IDP attribute mapper plugin
Use this plugin to map user-configured attributes to SAML attribute objects to insert into the generated SAML assertion.
The default implementation is to retrieve the mapped attribute values from the user profile first. If the attribute values are not present in the user’s profile, then the plugin attempts to retrieve them from the user’s session.
Java implementation
To create a custom IDP attribute mapper in Java, follow these high-level steps:
-
Include the
openam-federation-library
as a dependency in your Maven project. -
Write a Java class that implements the
com.sun.identity.saml2.plugins.IDPAttributeMapper
interface, or extends thecom.sun.identity.saml2.plugins.DefaultIDPAttributeMapper
class. -
Override the
getAttributes()
method to customize the list of the attributes returned. -
Package your custom class in a JAR file and copy to the
/WEB-INF/lib
folder where you deployed AM. -
Configure AM to use the new Java plugin.
-
In the AM admin UI, go to Realms > Realm Name > Applications > Federation > Entity Providers > Hosted IDP Name > Assertion Processing.
-
In the Attribute Mapper field, type the fully qualified name of your custom class.
-
Save your changes.
-
-
Restart AM or the container in which it runs.
Learn more in How do I create a custom SAML2 IDP attribute mapper in PingAM? in the Knowledge Base. |
- Java interface
- Default Java class
-
com.sun.identity.saml2.plugins.DefaultIDPAttributeMapper
Scripted implementation
To view the default script, including the available script properties, see saml2-idp-attribute-mapper.js.
To view or modify the default script in the AM admin UI, go to Realms > Realm Name > Scripts and select SAML2 IDP Attribute Mapper Script.
Customize the IDP attribute mapper script
Complete the following steps to implement an example IDP attribute mapper script that modifies the SAML attributes that are inserted in the assertion returned by the IDP.
If you prefer to create a new script, reference the new script name when you configure the hosted entity provider.
For more information, see Manage scripts (UI).

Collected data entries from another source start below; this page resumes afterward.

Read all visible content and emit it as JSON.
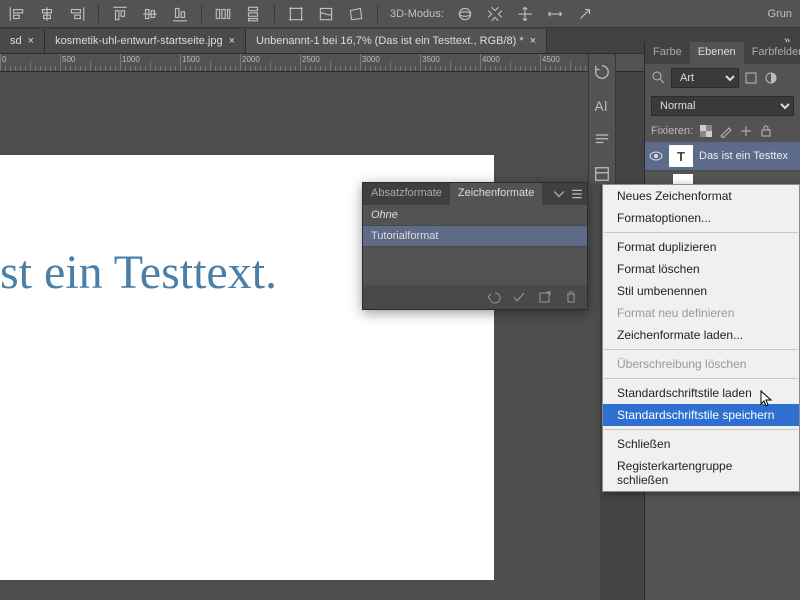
{
  "toolbar": {
    "mode3d_label": "3D-Modus:",
    "grun_label": "Grun"
  },
  "tabs": [
    {
      "label": "sd ",
      "close": "×"
    },
    {
      "label": "kosmetik-uhl-entwurf-startseite.jpg",
      "close": "×"
    },
    {
      "label": "Unbenannt-1 bei 16,7% (Das ist ein Testtext., RGB/8) *",
      "close": "×"
    }
  ],
  "ruler_marks": [
    "0",
    "500",
    "1000",
    "1500",
    "2000",
    "2500",
    "3000",
    "3500",
    "4000",
    "4500"
  ],
  "canvas": {
    "sample_text": "st ein Testtext."
  },
  "styles_panel": {
    "tab_paragraph": "Absatzformate",
    "tab_character": "Zeichenformate",
    "item_none": "Ohne",
    "item_tutorial": "Tutorialformat"
  },
  "right_panel": {
    "tab_color": "Farbe",
    "tab_layers": "Ebenen",
    "tab_swatches": "Farbfelder",
    "kind_value": "Art",
    "blend_value": "Normal",
    "lock_label": "Fixieren:",
    "layer1_name": "Das ist ein Testtex",
    "layer1_thumb_letter": "T"
  },
  "context_menu": {
    "new_char_format": "Neues Zeichenformat",
    "format_options": "Formatoptionen...",
    "duplicate": "Format duplizieren",
    "delete": "Format löschen",
    "rename": "Stil umbenennen",
    "redefine": "Format neu definieren",
    "load_char": "Zeichenformate laden...",
    "clear_override": "Überschreibung löschen",
    "load_default": "Standardschriftstile laden",
    "save_default": "Standardschriftstile speichern",
    "close": "Schließen",
    "close_group": "Registerkartengruppe schließen"
  }
}
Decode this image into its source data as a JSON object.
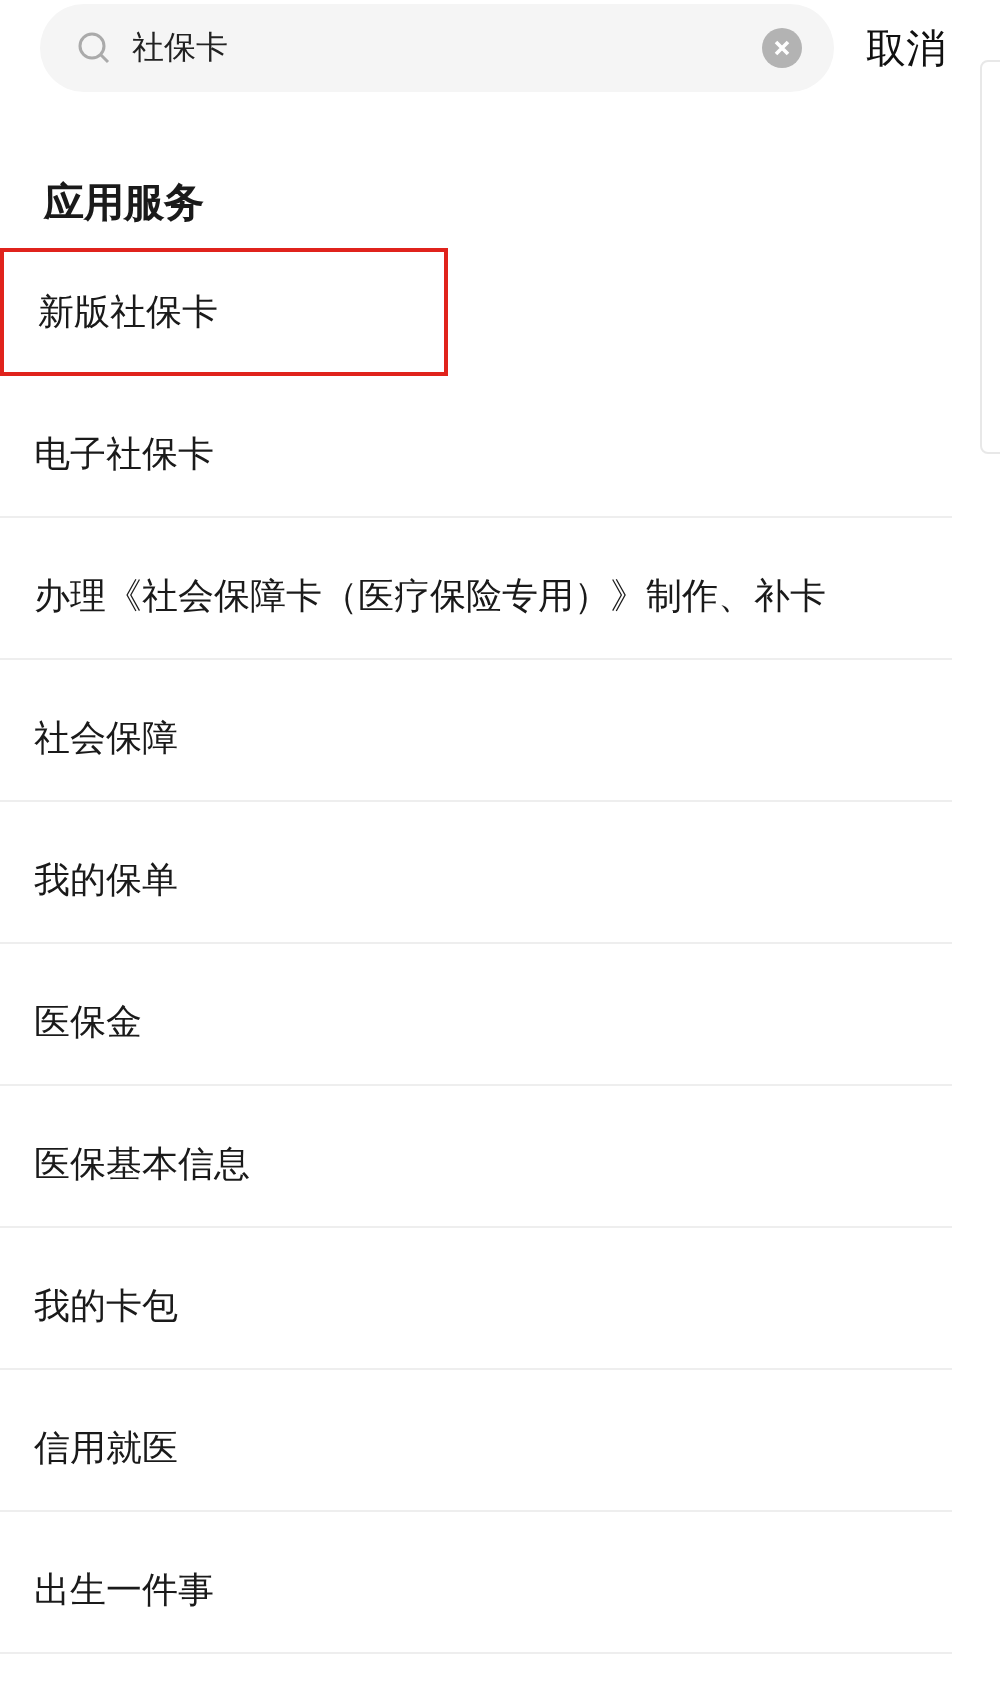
{
  "search": {
    "value": "社保卡"
  },
  "cancel": "取消",
  "section": {
    "title": "应用服务"
  },
  "results": [
    {
      "label": "新版社保卡",
      "highlighted": true
    },
    {
      "label": "电子社保卡",
      "highlighted": false
    },
    {
      "label": "办理《社会保障卡（医疗保险专用）》制作、补卡",
      "highlighted": false
    },
    {
      "label": "社会保障",
      "highlighted": false
    },
    {
      "label": "我的保单",
      "highlighted": false
    },
    {
      "label": "医保金",
      "highlighted": false
    },
    {
      "label": "医保基本信息",
      "highlighted": false
    },
    {
      "label": "我的卡包",
      "highlighted": false
    },
    {
      "label": "信用就医",
      "highlighted": false
    },
    {
      "label": "出生一件事",
      "highlighted": false
    }
  ]
}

This task assumes your environment is already correctly configured for single sign-on using SAML v2.0, where AM is the hosted IDP.
-
In the AM admin UI, go to Realms > Realm Name > Scripts, and click SAML2 IDP Attribute Mapper Script to modify the default script. Alternatively, create a new script of type
Saml2 IDP Attribute Mapper
. -
In the Script field, insert the following lines of example code to return a custom static attribute, around line 150, preceding
return attributes;
:var customSet = new java.util.HashSet(); customSet.add("test"); attributes.add(idpAttributeMapperScriptHelper.createSAMLAttribute("customSAMLAttribute", null, customSet));
For information about the bindings that are available to the script, see IDP attribute mapper scripting API.
-
Validate and save your changes.
-
Configure AM to use the updated IDP attribute mapper script.
-
Still in the AM admin UI, go to Applications > Federation > Entity Providers > Hosted IDP Name > Assertion Processing.
-
In the Attribute Mapper Script field, select SAML2 IDP Attribute Mapper Script.
If you created a new script rather than modifying the default, select your script name.
-
Save your changes.
-
-
Test your changes and verify that the
AttributeStatement
element in the SAML assertion contains the custom attribute.For example:
<saml:AttributeStatement> <saml:Attribute Name="customSAMLAttribute"> <saml:AttributeValue xmlns:xs="http://www.w3.org/2001/XMLSchema" xmlns:xsi="http://www.w3.org/2001/XMLSchema-instance" xsi:type="xs:string">test </saml:AttributeValue> </saml:Attribute> </saml:AttributeStatement>
IDP attribute mapper scripting API
The following properties are available to IDP attribute mapper scripts, in addition to the common SAML v2.0 properties.
Show script properties
idpAttributeMapperScriptHelper
-
An IdpAttributeMapperScriptHelper instance containing methods used for IDP attribute mapping. See the IdpAttributeMapperScriptHelper interface. Always present.
remoteEntityId
-
The remote entity ID.
session
-
Contains a representation of the user’s single sign-on session object. See the SSOToken interface for information about SSO token and authentication information, as well as session-related properties.